It was in his paternal grandparents’ cellar where he first felt the sense of thread, when standing, a small boy, and hearing his grandpa at his treadle sewing machine around one bend of the cellar; and suddenly the boy knew a sense of thread going through him, starting on his left, passing through him, extending to the right and going on and on and on…. The thread seemed to come from an impossibly long distance (the stars?) The boy knew right then, five-six years old, that no matter how pulled or plucked the thread would remain intact!
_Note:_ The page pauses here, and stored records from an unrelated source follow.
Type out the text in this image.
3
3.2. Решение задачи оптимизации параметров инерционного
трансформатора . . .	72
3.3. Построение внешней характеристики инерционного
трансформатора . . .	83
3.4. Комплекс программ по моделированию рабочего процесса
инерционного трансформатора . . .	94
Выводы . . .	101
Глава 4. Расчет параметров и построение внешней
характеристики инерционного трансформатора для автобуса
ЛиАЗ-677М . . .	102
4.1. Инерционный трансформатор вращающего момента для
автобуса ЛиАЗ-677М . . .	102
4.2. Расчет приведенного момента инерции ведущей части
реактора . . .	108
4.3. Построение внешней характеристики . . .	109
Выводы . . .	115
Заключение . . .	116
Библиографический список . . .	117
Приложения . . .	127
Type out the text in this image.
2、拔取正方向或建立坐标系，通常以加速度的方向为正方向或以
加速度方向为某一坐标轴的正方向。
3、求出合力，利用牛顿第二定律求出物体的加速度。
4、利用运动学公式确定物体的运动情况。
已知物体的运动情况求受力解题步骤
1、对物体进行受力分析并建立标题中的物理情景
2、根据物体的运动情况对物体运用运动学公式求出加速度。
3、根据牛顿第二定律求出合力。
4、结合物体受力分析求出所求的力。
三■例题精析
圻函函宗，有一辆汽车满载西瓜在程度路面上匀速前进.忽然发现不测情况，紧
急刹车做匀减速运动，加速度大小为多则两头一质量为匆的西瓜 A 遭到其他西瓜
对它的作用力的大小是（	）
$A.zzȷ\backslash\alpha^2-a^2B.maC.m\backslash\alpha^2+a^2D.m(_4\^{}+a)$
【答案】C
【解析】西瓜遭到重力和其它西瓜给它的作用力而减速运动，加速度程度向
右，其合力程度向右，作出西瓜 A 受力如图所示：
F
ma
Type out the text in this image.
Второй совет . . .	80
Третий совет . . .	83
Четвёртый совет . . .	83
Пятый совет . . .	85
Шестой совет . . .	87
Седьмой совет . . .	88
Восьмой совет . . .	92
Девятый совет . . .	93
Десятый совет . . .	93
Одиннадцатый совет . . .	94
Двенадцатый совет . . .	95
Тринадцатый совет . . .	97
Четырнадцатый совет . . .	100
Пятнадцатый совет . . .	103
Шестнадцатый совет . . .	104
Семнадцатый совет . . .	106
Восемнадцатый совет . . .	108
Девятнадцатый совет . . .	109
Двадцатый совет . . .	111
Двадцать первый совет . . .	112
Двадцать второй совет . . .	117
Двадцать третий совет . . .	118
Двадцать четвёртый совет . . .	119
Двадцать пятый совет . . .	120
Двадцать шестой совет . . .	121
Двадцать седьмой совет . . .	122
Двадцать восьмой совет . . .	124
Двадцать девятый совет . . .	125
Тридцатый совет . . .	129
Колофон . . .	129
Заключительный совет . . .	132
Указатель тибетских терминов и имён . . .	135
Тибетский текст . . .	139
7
He knew that thread, tough and fragile at the same time, as the line of individuality that he was and would remain.
First Love
To first love the poem because it is.
To first love the poem because it is
as skipping rope is to a child with no need to ask
What does this mean?
And if the poet is a woman hearing yips in a tall
meadow where no fox rises
what then?
And if the poet is a man living among ghosts
and now begins to hear them
what of that?
To repeatedly love the poem because it is
refusing to solve its mysteries for you
even if your questions adeptly fit.
Ghosts or poems won’t reappear
until inside you is a meadow where
for now an animal may skip in the tall.
First love the poem because it exists
to repeatedly love it as it resists.
Then the poem rests. Rests until it it sets out again
with rope-slap rhythms, yips, grass
swaying, and ghosts parking within you
whispering, whispering
A poem resets the distance between head and heart.